At a community meeting Monday, some parents said their earlier complaints about Confederate flag displays and racial slurs fell on deaf ears. Others complained that the district took too long to punish the perpetrators.

One of the arguments about the Confederate flag issue hinged on free speech rights. But I think that’s faulty and is just a convenient excuse for not doing anything. Courts typically have upheld the schools’ rights about offensive speech and recognize the need for schools to maintain regulations to promote safety and discipline.

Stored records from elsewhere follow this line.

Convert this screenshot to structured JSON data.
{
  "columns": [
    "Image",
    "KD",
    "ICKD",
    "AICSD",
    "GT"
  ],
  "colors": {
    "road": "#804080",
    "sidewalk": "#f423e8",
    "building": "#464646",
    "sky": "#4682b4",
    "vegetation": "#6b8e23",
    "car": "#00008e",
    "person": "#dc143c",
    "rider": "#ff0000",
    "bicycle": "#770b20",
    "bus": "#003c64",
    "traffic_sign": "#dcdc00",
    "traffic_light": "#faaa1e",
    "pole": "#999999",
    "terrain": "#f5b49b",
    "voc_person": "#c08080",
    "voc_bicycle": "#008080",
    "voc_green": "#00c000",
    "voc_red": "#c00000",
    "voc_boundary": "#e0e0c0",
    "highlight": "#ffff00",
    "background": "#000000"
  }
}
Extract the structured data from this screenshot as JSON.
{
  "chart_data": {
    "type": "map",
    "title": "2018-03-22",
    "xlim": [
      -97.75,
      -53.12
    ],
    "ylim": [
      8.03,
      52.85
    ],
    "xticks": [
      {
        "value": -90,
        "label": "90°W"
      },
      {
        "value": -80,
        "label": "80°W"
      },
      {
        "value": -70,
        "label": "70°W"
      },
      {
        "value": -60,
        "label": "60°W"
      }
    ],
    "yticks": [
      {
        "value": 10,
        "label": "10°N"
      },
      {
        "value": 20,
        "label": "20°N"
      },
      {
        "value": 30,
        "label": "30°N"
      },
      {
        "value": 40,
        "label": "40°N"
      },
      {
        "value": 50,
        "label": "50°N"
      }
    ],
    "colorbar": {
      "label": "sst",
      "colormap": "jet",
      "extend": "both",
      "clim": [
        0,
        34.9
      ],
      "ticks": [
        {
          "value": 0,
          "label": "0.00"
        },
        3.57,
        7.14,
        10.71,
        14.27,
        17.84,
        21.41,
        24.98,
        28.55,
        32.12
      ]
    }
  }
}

I think one of the problems is that administrators don’t know what to do or don’t really wish to deal with these types of difficult issues. Instead they fall back on excuses (such as free speech) that sound good and are easily swallowed by the majority. People who are not strongly affected by racist symbols may not have any recognition of the deeper meaning and the usage to intimidate and harass. Additionally, there is a lack of understanding about what constitutes a racial slur or racial harassment. The n-word is typically understood to be a slur, but school administrators (and others) tend to brush off the meaning of slurs directed towards other ethnic or racial minorities.

A few years back somebody painted a number of swastikas and slurs in a children’s park near where I lived, and I called repeatedly to report them and ask that they be removed. I was shocked and appalled that nobody else seemed to be bothered by them. In a predominantly Jewish neighborhood, I believe that action would have been taken swiftly. In a predominantly Christian area, nothing happened for a long, long time. (I was going to take some spray paint and paint over them myself, but was afraid of getting arrested. Now that’s screwed up.)

We’re going to see Jena again, I’m afraid.  When will we rise from our stupor, get out of bed and answer that wake-up call?